The slices: more 'merging' of BBC World and BBC News; a slow death for BBC4 (monthly reach 17.7m), the eventual closure of Radio 4 Extra (latest weekly reach 1.9m, not far off Radio 3), a 2025 end date for CBBC (monthly reach 4m). Around the UK, the end for We Are England; the end of regional news opt-outs from Oxford and Cambridge. TV seems to have come off lightly - 200 fewer hours of new content (last year, BBC4 had around 229 hours of new arts and music content) - total hours of new content on BBC1, BBC2, BBC4, CBBC, CBeebies and BBC Scotland (excluding news) were 32,271 hours.

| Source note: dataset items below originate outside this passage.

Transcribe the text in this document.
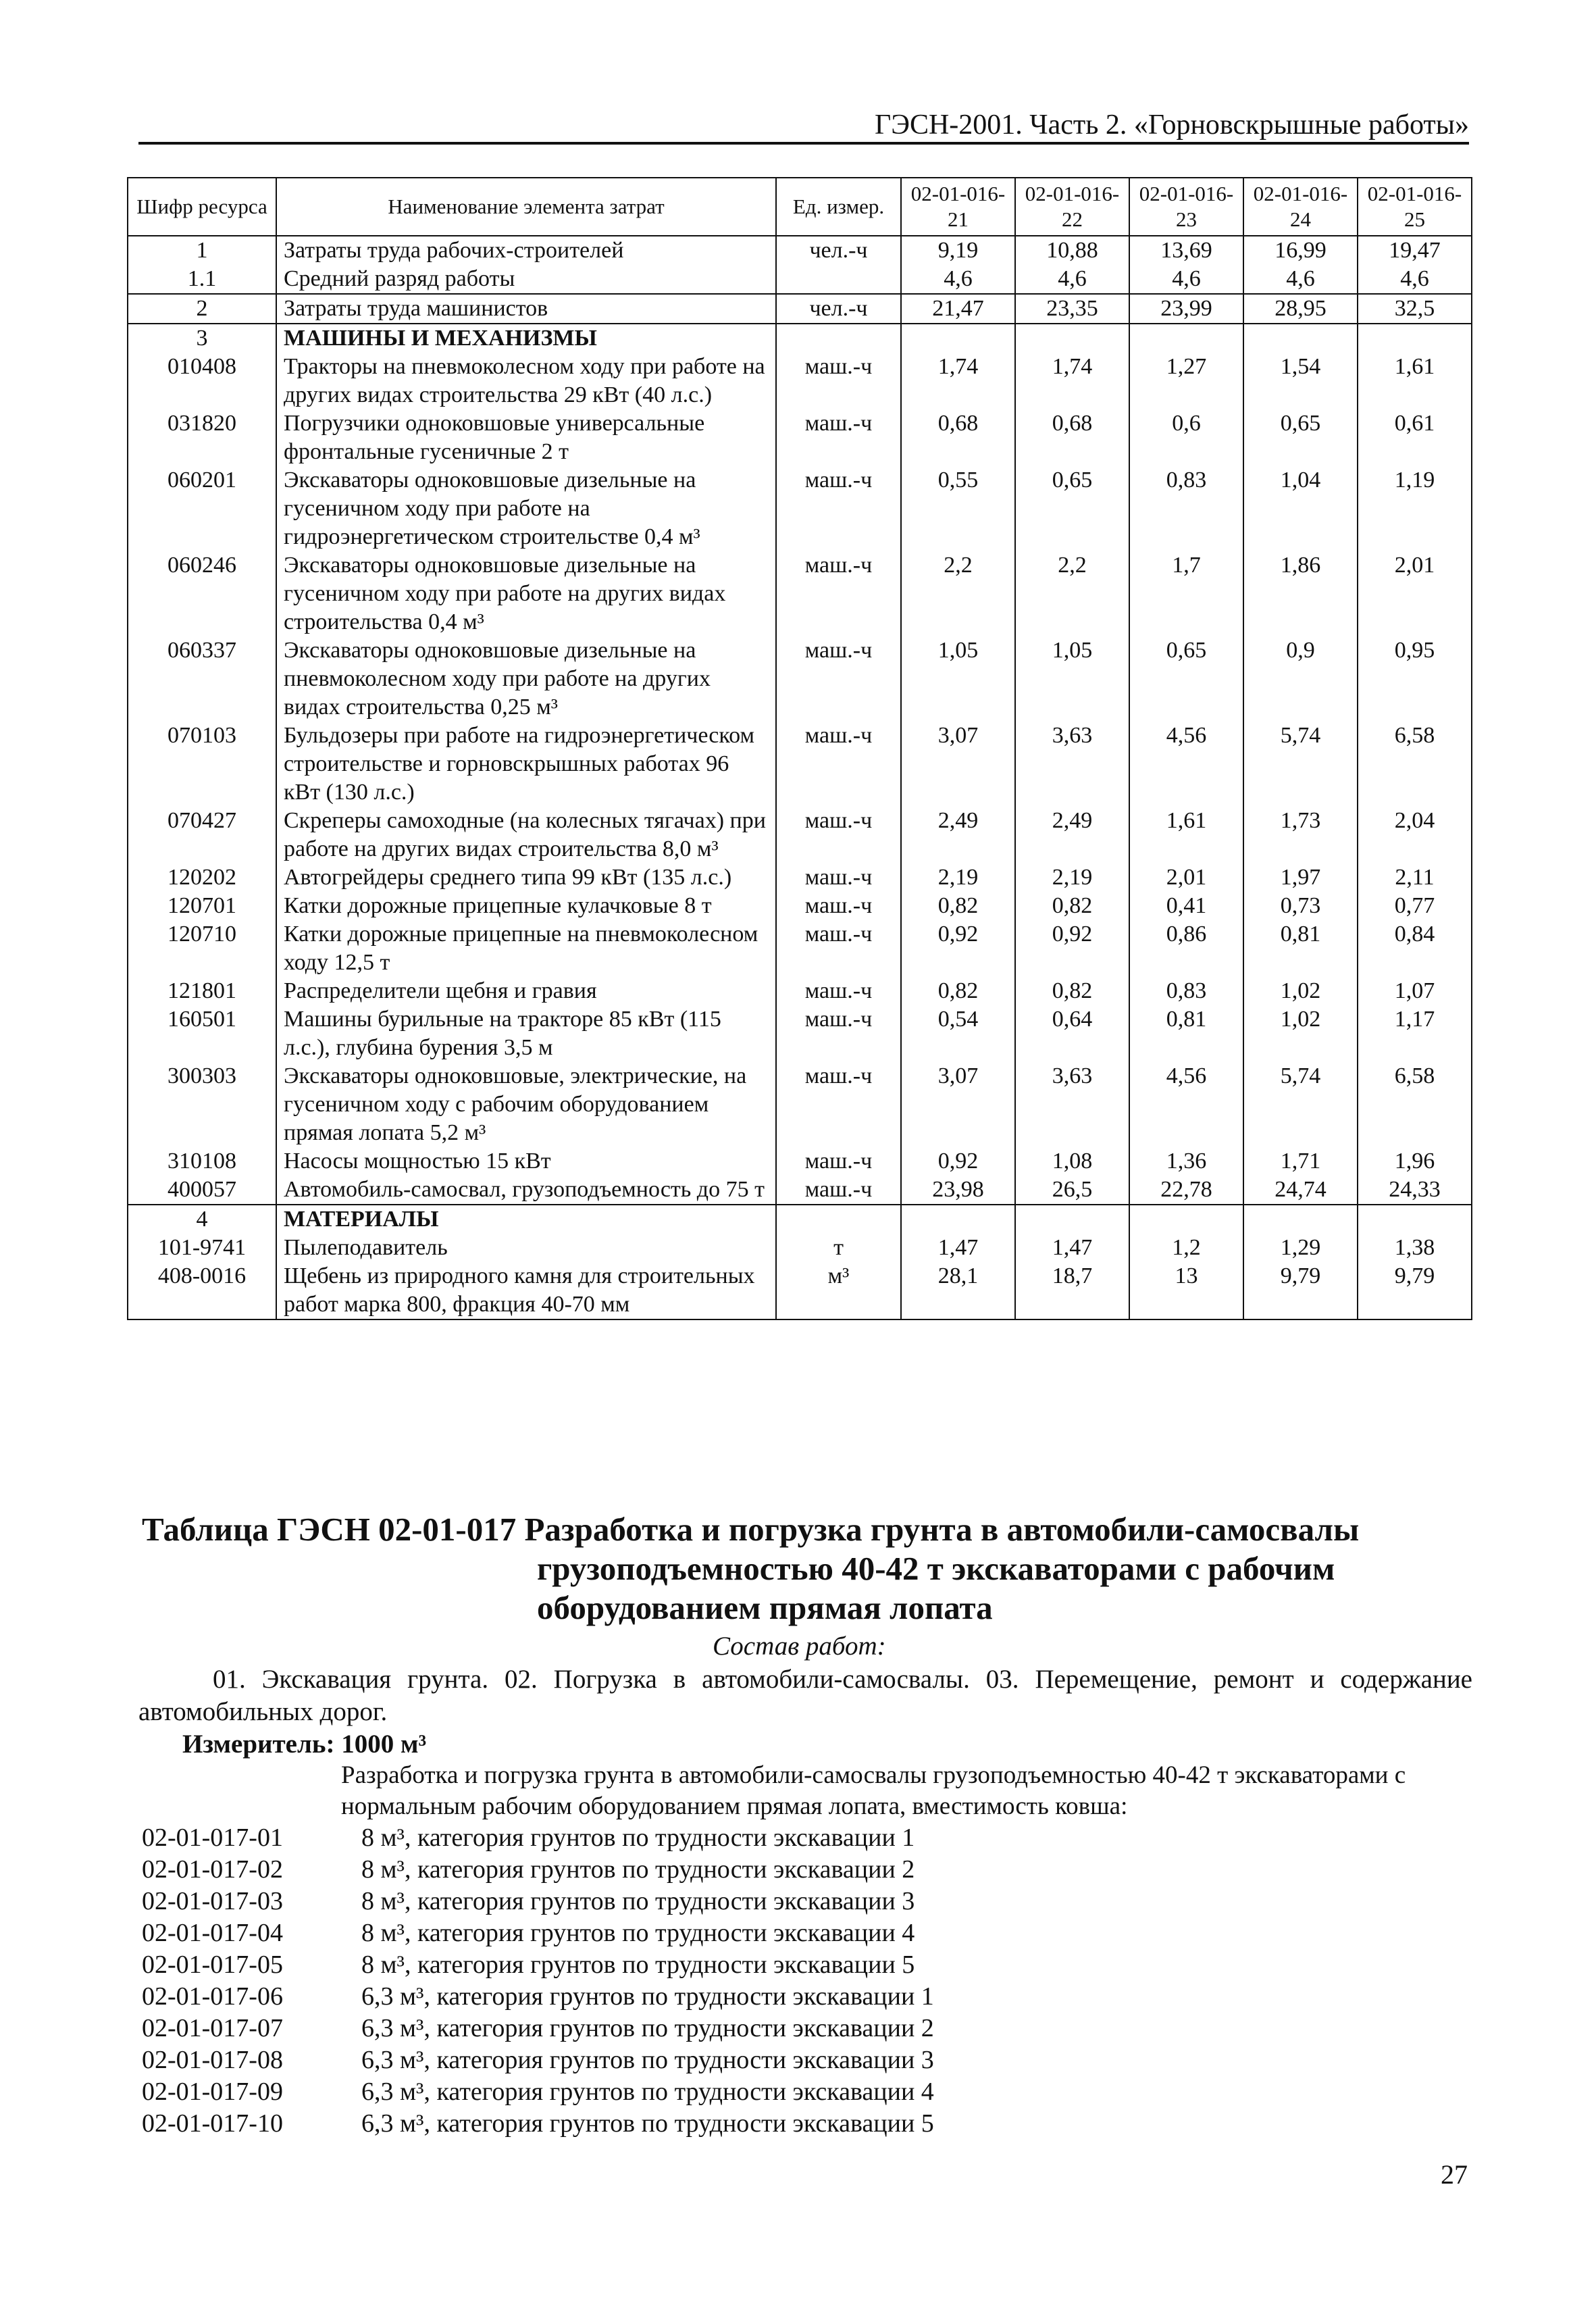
ГЭСН-2001. Часть 2. «Горновскрышные работы»
Шифр ресурса	Наименование элемента затрат	Ед. измер.	02-01-016-21	02-01-016-22	02-01-016-23	02-01-016-24	02-01-016-25
1	Затраты труда рабочих-строителей	чел.-ч	9,19	10,88	13,69	16,99	19,47
1.1	Средний разряд работы		4,6	4,6	4,6	4,6	4,6
2	Затраты труда машинистов	чел.-ч	21,47	23,35	23,99	28,95	32,5
3	МАШИНЫ И МЕХАНИЗМЫ						
010408	Тракторы на пневмоколесном ходу при работе на других видах строительства 29 кВт (40 л.с.)	маш.-ч	1,74	1,74	1,27	1,54	1,61
031820	Погрузчики одноковшовые универсальные фронтальные гусеничные 2 т	маш.-ч	0,68	0,68	0,6	0,65	0,61
060201	Экскаваторы одноковшовые дизельные на гусеничном ходу при работе на гидроэнергетическом строительстве 0,4 м³	маш.-ч	0,55	0,65	0,83	1,04	1,19
060246	Экскаваторы одноковшовые дизельные на гусеничном ходу при работе на других видах строительства 0,4 м³	маш.-ч	2,2	2,2	1,7	1,86	2,01
060337	Экскаваторы одноковшовые дизельные на пневмоколесном ходу при работе на других видах строительства 0,25 м³	маш.-ч	1,05	1,05	0,65	0,9	0,95
070103	Бульдозеры при работе на гидроэнергетическом строительстве и горновскрышных работах 96 кВт (130 л.с.)	маш.-ч	3,07	3,63	4,56	5,74	6,58
070427	Скреперы самоходные (на колесных тягачах) при работе на других видах строительства 8,0 м³	маш.-ч	2,49	2,49	1,61	1,73	2,04
120202	Автогрейдеры среднего типа 99 кВт (135 л.с.)	маш.-ч	2,19	2,19	2,01	1,97	2,11
120701	Катки дорожные прицепные кулачковые 8 т	маш.-ч	0,82	0,82	0,41	0,73	0,77
120710	Катки дорожные прицепные на пневмоколесном ходу 12,5 т	маш.-ч	0,92	0,92	0,86	0,81	0,84
121801	Распределители щебня и гравия	маш.-ч	0,82	0,82	0,83	1,02	1,07
160501	Машины бурильные на тракторе 85 кВт (115 л.с.), глубина бурения 3,5 м	маш.-ч	0,54	0,64	0,81	1,02	1,17
300303	Экскаваторы одноковшовые, электрические, на гусеничном ходу с рабочим оборудованием прямая лопата 5,2 м³	маш.-ч	3,07	3,63	4,56	5,74	6,58
310108	Насосы мощностью 15 кВт	маш.-ч	0,92	1,08	1,36	1,71	1,96
400057	Автомобиль-самосвал, грузоподъемность до 75 т	маш.-ч	23,98	26,5	22,78	24,74	24,33
4	МАТЕРИАЛЫ						
101-9741	Пылеподавитель	т	1,47	1,47	1,2	1,29	1,38
408-0016	Щебень из природного камня для строительных работ марка 800, фракция 40-70 мм	м³	28,1	18,7	13	9,79	9,79
Таблица ГЭСН 02-01-017 Разработка и погрузка грунта в автомобили-самосвалы
грузоподъемностью 40-42 т экскаваторами с рабочим
оборудованием прямая лопата
Состав работ:
01. Экскавация грунта. 02. Погрузка в автомобили-самосвалы. 03. Перемещение, ремонт и содержание автомобильных дорог.
Измеритель: 1000 м³
Разработка и погрузка грунта в автомобили-самосвалы грузоподъемностью 40-42 т экскаваторами с нормальным рабочим оборудованием прямая лопата, вместимость ковша:
02-01-017-01	8 м³, категория грунтов по трудности экскавации 1
02-01-017-02	8 м³, категория грунтов по трудности экскавации 2
02-01-017-03	8 м³, категория грунтов по трудности экскавации 3
02-01-017-04	8 м³, категория грунтов по трудности экскавации 4
02-01-017-05	8 м³, категория грунтов по трудности экскавации 5
02-01-017-06	6,3 м³, категория грунтов по трудности экскавации 1
02-01-017-07	6,3 м³, категория грунтов по трудности экскавации 2
02-01-017-08	6,3 м³, категория грунтов по трудности экскавации 3
02-01-017-09	6,3 м³, категория грунтов по трудности экскавации 4
02-01-017-10	6,3 м³, категория грунтов по трудности экскавации 5
27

The end of Radio 4 on longwave, signalled since 2011 when the transmitter valves stopped being made, has probably be accelerated by electricity price rises - it uses 500kw. 5Live will stop using medium-wave, and (as above) 4 Extra comes off DAB.
Orchestras - another try at getting someone else to pay for at least one of them.
Overall, 1,000 posts to close "in the public-funded part of the BBC over the next few years."